Hiç olmazsa gördükleri, tesadüf ettikleri hadiselerden çıkarırlar. Benim en çok
merak ettiğim nedir, biliyor musunuz? Acaba piyesinizin vak'asıyle hususi
hayatınız arasında bir yakınlık var mı?
HUSREV - (Düşünür,
gülümser.) Lütfen ayağa kalkar mısınız?”
Yine de Türk
edebiyatının en yetenekli yazarlarından biri olduğunu düşündüğümüzde bu
düşünceyi kenara bırakabiliriz. Neyse… Esere dönelim…
Hüsrev, “Ölüm
Korkusu” adlı bir piyes yazmıştır. Toplum tarafından çok fazla ilgi gören bu piyesteki
ana karakter, kaza ile annesini öldürdükten sonra kendisini incir ağacına
asarak intihar eden biridir.
Hüsrev’in oturduğu
yalı kendisine babasından kalmıştır. Babası bu yalının bahçesindeki incir
ağacına kendini asarak intihar etmiştir. Bir gün Hüsrev, piyesinde başrolü
oynayan Mansur, Hüsrev’in annesi, halasının kızı Selma, gazete patronu Şeref,
Şeref’in Hüsrev’e âşık karısı Zeynep ve psikoloji doktoru Nevzat, yalıda
Hüsrev’in yazmış olduğu piyesten bahsetmektedirler. Konuklar, “Ölüm Korkusu”
adlı bu piyesteki kazayı gerçekçi bulmamışlardır. Hüsrev aynı görüşte değildir
ve konuklara bunu göstermek için boş sandığı tabancayı eline alır, piyesteki
canlandırmayı gerçekleştirirken kaza ile kendisine aşık olduğunu sonradan
öğrendiği Selma’yı vurur. Piyesteki olay gerçek olmuştur; Hüsrev kaza ile
Selma’yı öldürmüştür.
Hüsrev, hem
piyesinde hem de gerçekte olan bu kaza sonucu ruhsal ve bedensel olarak sağlığını
yitirmiştir. Piyesi gibi kendisi de intihar mı edecektir? Babası gibi kendini
incir ağacına mı asacaktır? Acaba gerçekten “ölüme şifa ölüm” müdür? Bu
düşüncelerde boğulan Hüsrev, ikinci şoku dost sandığı kişilerin menfaatleri
için harcandığında yaşamıştır.

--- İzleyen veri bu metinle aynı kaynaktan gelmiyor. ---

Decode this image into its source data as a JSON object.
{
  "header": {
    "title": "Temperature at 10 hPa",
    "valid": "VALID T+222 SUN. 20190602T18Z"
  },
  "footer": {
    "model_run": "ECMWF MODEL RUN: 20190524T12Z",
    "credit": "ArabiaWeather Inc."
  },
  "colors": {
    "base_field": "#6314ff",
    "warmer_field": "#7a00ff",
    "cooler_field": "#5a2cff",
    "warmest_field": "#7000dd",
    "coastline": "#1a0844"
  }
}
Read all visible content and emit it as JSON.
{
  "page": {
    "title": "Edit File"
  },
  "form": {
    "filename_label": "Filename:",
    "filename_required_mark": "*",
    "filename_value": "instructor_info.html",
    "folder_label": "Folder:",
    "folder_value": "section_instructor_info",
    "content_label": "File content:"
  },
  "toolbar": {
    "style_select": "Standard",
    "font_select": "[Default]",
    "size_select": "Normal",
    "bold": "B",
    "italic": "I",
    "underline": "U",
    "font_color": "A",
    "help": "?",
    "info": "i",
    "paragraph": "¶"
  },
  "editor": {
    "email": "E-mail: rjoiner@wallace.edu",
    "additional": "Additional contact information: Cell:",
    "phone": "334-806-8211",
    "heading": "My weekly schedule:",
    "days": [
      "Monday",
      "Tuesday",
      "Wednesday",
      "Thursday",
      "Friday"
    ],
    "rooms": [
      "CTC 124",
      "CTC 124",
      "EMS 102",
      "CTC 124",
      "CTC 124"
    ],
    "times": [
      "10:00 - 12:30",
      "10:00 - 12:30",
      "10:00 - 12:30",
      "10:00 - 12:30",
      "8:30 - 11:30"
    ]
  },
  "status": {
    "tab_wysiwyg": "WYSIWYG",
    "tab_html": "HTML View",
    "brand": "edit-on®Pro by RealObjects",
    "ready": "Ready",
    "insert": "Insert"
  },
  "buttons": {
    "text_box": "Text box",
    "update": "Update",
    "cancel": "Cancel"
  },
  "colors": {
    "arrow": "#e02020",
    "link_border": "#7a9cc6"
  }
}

Doktor Nevzat için bir reklam aracı olarak
kullanılmak istenmiş, gazeteci Şeref tarafından rant için kullanılmıştır. Bu
olaylar üzerine Hüsrev iyice bunalmış, ruh sağlığı yerle bir olmuştur. Bunun
üzerine Hüsrev’in annesi, yalının bahçesindeki incir ağacını kestirmiştir.
Sürekli kaderden,
ölümden ve diğer metafizik düşüncelerden bahseden Hüsrev, artık güvenebileceği
kimsenin kalmadığını düşünmektedir. Annesi dahil tüm çevresinin ona komplo
kurduğunu düşünür ki annesi incir ağacını kestiren kişidir. Sonunda Hüsrev, onu
almaya gelen hükümet doktoru ve gardiyana teslim olmak zorunda kalır. Hüsrev,
artık akıl hastanesinde yatacaktır.
Okumaktan zevk
aldığım ve etkilendiğim bu kitaptan birkaç alıntı yaparak yazıyı bitiyorum:
“HÜSREV - Bir adam
yaratmaya kalkıştım.. Ona bir kafa, bir çift göz, bir burun, bir ağız uydurmak.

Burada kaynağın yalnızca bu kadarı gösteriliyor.